Une histoire en marge au cœur d’un colloque : l’histoire du lesbianisme en Belgique
En février 2024, un colloque de l’ULB a exploré une thématique peu étudiée parmi les historien.nes : « I’m a lesbian, et j’ai une histoire. » Pendant trois jours, des chercheuses ont discuté de l’histoire des lesbiennes, qui ont la particularité de former « une minorité parmi une autre minorité. » Cette mise en valeur d’une histoire peu connue dont l’historiographie reste à construire rentre pleinement dans une nouvelle approche, celle de l’histoire en marge, porteuse de sens dans la société contemporaine. Cette initiative de Cécile Vanderpelen, historienne spécialisée dans le catholicisme contemporain, et de Valérie Piette, professeure d’histoire contemporaine dont les recherches portent sur le genre, la sexualité et l’histoire des femmes, fut un succès. Valérie. Piette a accepté de répondre à nos questions sur ce sujet passionnant.
D’où est venue l’idée de ce colloque avec une thématique si originale ?
Je crois qu’il y a plusieurs choses. Il y a des choses très pragmatiques : j’ai dirigé un mémoire il y a douze ou treize ans de Mathilde Messina consacré aux Biches sauvages, une communauté lesbienne radicale à Bruxelles dans les années 1970. Il s’agit donc d’une histoire de la communauté, mais aussi du lesbianisme radical des années 1970, inconnue en Belgique. Elle avait postulé au prix Delors, le prix du meilleur mémoire sur les questions LGBTQIA+ et cela avait été un vrai débat. J’étais membre du comité scientifique, et elle n’avait pas obtenu le prix même si tout le monde disait que c’était le meilleur mémoire… parce que c’était de l’histoire. Ils voulaient des mémoires qui pouvaient « servir. » Cela a été un débat au sein de la communauté LGBTQIA+ : est-ce que ça sert de faire de l’histoire ? Un débat qui nous renvoie nous, historiens et historiennes, à plein de choses. Cela a été l’épine à la conscience des membres de ce comité, et dix ans plus tard, ils ont organisé le prix des dix ans et l’ont remis à Mathilde Messina, car ils se sont rendu compte de la qualité du mémoire. (…) Elle avait interviewé pour son mémoire Isabelle Dargent, une des membres de cette communauté, qui avait gardé des archives pendant des années. Elle ne voulait pas les déposer à l’époque. Elle est décédée récemment. Une partie de ses archives a pu être reprise par le Carhif, le centre d’archives sur l’histoire des femmes. S’est alors posée la question de la mémoire et de l’histoire que l’on n’a pas.
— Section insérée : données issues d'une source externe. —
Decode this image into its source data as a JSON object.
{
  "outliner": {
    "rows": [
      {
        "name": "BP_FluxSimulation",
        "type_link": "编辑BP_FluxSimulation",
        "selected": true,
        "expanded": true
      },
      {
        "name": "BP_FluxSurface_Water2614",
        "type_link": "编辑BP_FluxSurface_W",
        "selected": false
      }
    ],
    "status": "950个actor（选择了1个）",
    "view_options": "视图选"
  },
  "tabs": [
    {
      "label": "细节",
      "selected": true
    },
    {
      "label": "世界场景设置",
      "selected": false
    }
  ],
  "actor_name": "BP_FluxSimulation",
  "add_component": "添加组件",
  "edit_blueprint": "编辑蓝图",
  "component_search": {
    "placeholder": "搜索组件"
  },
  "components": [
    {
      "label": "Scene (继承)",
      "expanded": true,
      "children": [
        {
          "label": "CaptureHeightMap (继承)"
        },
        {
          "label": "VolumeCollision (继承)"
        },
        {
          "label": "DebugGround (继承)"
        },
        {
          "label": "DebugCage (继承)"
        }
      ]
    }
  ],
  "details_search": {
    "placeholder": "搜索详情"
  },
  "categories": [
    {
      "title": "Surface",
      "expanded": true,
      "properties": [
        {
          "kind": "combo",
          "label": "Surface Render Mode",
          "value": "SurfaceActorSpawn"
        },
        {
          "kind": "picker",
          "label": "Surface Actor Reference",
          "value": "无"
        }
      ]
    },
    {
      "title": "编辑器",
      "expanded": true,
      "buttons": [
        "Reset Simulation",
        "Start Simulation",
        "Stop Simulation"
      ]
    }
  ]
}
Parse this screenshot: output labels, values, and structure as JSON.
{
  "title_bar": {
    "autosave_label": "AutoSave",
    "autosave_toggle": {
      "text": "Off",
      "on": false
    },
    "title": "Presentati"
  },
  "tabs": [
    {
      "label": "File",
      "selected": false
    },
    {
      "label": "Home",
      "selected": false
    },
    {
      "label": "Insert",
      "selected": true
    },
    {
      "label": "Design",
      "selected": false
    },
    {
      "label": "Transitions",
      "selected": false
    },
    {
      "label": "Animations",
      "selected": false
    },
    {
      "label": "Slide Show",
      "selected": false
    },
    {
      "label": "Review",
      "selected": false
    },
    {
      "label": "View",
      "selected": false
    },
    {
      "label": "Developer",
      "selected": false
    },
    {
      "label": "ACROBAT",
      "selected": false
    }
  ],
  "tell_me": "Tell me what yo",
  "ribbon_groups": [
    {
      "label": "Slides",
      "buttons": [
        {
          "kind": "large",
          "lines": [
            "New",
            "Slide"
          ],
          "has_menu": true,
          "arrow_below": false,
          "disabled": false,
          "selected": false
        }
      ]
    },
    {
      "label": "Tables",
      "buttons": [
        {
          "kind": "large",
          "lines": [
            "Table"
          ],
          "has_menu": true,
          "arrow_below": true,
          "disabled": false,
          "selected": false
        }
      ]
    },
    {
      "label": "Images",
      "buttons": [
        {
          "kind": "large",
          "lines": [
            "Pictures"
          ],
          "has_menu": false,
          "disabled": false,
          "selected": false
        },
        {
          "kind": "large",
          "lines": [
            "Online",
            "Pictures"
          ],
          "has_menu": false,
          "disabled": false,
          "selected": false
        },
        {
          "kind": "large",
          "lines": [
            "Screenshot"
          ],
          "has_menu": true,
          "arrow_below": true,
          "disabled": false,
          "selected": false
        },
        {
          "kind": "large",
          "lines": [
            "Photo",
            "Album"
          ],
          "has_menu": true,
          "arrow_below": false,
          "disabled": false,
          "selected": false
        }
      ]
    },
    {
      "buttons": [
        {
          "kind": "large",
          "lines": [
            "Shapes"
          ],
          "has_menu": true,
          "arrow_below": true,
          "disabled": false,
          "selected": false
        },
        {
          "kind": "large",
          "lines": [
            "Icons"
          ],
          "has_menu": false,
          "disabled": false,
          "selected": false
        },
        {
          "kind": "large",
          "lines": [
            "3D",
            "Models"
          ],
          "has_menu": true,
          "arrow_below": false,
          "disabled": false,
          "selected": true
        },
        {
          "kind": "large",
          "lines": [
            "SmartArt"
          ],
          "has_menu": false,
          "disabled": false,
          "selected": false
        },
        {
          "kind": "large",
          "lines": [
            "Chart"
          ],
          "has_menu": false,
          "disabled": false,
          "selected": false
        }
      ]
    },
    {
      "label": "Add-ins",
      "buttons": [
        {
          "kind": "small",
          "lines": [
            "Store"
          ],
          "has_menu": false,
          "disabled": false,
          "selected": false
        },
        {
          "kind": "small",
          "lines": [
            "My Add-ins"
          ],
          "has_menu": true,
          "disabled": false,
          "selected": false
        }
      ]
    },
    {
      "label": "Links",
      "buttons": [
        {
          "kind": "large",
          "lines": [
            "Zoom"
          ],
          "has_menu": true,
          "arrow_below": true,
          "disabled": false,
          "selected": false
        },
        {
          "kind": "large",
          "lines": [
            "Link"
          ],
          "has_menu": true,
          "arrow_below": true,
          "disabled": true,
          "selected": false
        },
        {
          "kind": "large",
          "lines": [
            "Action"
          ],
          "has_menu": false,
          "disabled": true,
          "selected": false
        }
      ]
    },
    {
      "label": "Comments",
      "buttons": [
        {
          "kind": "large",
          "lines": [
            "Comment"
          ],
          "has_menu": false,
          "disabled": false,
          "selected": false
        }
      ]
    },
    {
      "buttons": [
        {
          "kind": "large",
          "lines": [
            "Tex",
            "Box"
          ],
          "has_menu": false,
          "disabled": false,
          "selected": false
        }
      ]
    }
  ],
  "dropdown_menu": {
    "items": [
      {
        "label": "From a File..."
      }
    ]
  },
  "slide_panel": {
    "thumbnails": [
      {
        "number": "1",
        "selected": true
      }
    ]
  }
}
L’autre aspect, c’est que Cécile et moi travaillons sur les questions de genre, de féminisme, sur les questions de sexualité, et à un moment donné est venue l’idée : « quid des lesbiennes dans tout cela ? » L’histoire gay est mieux connue, l’histoire trans est encore à écrire, l’histoire des bisexuels aussi. (…) Évidemment, venant de l’histoire des femmes, du féminisme et des sexualités, il était presque naturel un jour que j’arrive, en tout cas moi, à me questionner. La rencontre de cela, du prix de Mathilde, de cette mémoire qui s’en va – Irène Kaufer, une militante lesbienne importante qui faisait la nuit bruxelloise comme DJ et comme artiste qui est décédée il y a quelques années – toute cette mémoire part et n’est pas gardée. (…) Et donc, naturellement, est venue l’idée de commencer cette histoire compliquée, car c’est une double invisibilité : les lesbiennes sont présentes dans le mouvement néo-féministe, mais en fait elles sont invisibles, car lesbiennes ; et dans le mouvement LGBT, on sait que le « G » a pris toute la place ou une grande partie de la place. Cette double invisibilité nous a titillées en termes d’historiennes, en termes de sources pour faire cette histoire. On s’est lancées d’abord dans une causerie avec des lesbiennes plus âgées qui nous ont soutenues et qui ont tenté de retrouver des témoignages, des mémoires (…). Pour nous, c’était l’idée de faire des « archives lesbiennes », de garder une mémoire d’abord, pour le Carhif en partie, pour les lesbiennes plus âgées (nées avant 1973, avant le néo-féminisme). Et c’était l’année 2023 qui était visée, on voulait toucher le septantième anniversaire du Centre de culture et de loisirs et du poids qu’a été une femme, Suzan Daniel, dans l’histoire LGBT belge. On a décidé d’abord de collecter, et en même temps on s’est dit qu’il fallait absolument faire un colloque et questionner en tant qu’historiennes ces questions dans l’histoire. Il y a l’histoire du lesbianisme qui est un peu mieux connue, et il y a l’histoire des lesbiennes, où là c’est une grande invisibilité parce que tout est fait de secrets. Comment percer le secret ? En a-t-on le droit ? Ce sont toutes des questions que tous les historiens se sont posées une fois dans leur vie par rapport à leurs sources et par rapport aux individus : peut-on le faire ? Doit-on le faire ? Comment le faire ? On s’est lancées dans cette aventure.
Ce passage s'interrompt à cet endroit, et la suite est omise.